Technically, "html comments" between script tags are no more html comments. If you use a DOM approach these comments are not selected:
$dom = new DOMDocument;
$dom->loadHTML($html, LIBXML_HTML_NOIMPLIED | LIBXML_HTML_NODEFDTD);
$xp = new DOMXPath($dom);
$comments = $xp->query('//comment()');
foreach ($comments as $comment) {
$comment->parentNode->removeChild($comment);
}
$result = $dom->saveHTML();
About conditional comments:
If you want to preserve conditional comments, you need to check the beginning of the comment. You can do it in two ways.
The first way is to check the comment in the foreach loop, and when the test is negative, you remove the node.
But since you use the XPath way (that consists to select what you want once and for all), to follow the same logic, you can change the XPath query to:
//comment()[not(starts-with(., "[if") or starts-with(., "[endif]"))]
Content between square brackets is called a "predicate" (a condition for the current element) and the dot represents this current element or its text content (depending of the context)
However, if this will work most of the time, the slightest leading space will make it fail. You need something more flexible than starts-with.
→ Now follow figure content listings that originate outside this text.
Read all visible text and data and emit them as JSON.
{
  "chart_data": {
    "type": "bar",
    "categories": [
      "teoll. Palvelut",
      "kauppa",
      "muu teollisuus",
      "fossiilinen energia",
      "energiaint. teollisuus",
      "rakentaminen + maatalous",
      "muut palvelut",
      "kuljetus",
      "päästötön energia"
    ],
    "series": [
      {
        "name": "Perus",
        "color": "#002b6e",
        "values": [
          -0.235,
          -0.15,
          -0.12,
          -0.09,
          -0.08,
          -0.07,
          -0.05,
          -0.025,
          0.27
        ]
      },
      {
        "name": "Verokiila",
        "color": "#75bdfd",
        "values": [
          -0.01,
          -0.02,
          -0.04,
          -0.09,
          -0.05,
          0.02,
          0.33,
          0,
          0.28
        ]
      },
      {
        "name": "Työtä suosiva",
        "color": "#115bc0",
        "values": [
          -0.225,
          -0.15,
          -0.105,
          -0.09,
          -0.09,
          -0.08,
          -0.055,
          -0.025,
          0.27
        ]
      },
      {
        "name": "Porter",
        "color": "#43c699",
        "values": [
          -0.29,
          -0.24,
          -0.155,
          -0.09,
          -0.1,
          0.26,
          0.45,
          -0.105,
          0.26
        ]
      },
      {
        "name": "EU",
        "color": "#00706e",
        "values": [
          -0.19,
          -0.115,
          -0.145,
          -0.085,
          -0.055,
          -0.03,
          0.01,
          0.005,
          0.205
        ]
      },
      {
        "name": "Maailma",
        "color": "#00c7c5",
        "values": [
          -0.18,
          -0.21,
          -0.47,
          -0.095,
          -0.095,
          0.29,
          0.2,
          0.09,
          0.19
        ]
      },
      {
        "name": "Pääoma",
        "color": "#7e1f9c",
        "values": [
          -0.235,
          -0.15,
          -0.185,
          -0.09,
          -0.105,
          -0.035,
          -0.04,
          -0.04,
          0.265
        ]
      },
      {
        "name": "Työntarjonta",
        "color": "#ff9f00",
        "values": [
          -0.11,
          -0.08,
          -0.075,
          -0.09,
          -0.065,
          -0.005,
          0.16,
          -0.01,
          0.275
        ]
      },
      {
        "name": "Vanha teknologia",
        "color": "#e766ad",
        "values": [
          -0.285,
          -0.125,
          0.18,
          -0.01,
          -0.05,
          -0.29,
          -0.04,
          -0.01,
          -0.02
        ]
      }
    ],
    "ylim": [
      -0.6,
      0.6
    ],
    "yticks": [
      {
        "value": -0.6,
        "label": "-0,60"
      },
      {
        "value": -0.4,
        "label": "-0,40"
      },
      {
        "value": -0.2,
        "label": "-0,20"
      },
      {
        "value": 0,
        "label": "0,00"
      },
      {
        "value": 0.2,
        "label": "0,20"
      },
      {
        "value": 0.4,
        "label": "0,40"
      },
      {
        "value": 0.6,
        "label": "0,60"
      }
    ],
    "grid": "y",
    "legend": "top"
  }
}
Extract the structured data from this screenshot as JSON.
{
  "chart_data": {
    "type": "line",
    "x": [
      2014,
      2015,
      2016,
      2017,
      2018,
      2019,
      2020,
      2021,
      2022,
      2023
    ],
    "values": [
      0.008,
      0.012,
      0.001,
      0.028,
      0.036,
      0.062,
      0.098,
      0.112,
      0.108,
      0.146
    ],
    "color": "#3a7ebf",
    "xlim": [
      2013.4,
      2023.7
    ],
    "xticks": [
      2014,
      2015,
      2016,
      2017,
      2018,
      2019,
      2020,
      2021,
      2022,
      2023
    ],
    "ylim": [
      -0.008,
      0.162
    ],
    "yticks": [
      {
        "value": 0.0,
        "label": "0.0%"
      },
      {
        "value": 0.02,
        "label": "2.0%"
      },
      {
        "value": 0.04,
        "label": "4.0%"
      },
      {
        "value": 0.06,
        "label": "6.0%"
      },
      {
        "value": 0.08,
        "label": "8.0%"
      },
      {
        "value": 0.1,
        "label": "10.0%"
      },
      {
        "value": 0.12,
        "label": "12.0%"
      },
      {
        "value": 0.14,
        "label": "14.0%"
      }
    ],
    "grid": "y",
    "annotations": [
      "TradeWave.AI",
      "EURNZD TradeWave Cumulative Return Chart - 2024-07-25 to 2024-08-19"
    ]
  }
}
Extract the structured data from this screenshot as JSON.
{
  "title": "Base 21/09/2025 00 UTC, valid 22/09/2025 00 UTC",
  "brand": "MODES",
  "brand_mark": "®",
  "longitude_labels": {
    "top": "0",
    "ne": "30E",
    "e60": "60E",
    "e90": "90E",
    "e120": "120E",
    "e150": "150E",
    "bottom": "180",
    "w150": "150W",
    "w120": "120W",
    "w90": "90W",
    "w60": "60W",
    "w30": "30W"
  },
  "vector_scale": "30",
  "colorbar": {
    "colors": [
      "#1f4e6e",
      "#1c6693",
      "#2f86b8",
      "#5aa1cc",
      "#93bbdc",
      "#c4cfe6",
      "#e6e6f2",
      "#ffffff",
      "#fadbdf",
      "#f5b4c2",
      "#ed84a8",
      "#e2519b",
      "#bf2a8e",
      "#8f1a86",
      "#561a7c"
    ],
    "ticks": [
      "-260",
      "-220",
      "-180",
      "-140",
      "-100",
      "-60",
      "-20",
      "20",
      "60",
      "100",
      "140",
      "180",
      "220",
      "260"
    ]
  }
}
It is possible to register your own php function to be used in the XPath query like this:
function isConditionalComment($commentNode) {
return preg_match('~\A(?:\[if\s|\s*<!\[endif])~', $commentNode[0]->nodeValue);
}
$dom = new DOMDocument;
$dom->loadHTML($html, LIBXML_HTML_NOIMPLIED | LIBXML_HTML_NODEFDTD);
$xp = new DOMXPath($dom);
$xp->registerNamespace('php', 'http://php.net/xpath');
$xp->registerPHPFunctions('isConditionalComment');
$comments = $xp->query('//comment()[not(php:function("isConditionalComment", .))]');
foreach ($comments as $comment) {
$comment->parentNode->removeChild($comment);
}
Note: DOMDocument doesn't support the default Microsoft syntax (the one nobody uses) that is not an HTML comment:
<![if !IE]>
<link href="non-ie.css" rel="stylesheet">
<![endif]>
This syntax causes a warning (since it is not HTML) and the "tag" is ignored and disappear from the DOM tree.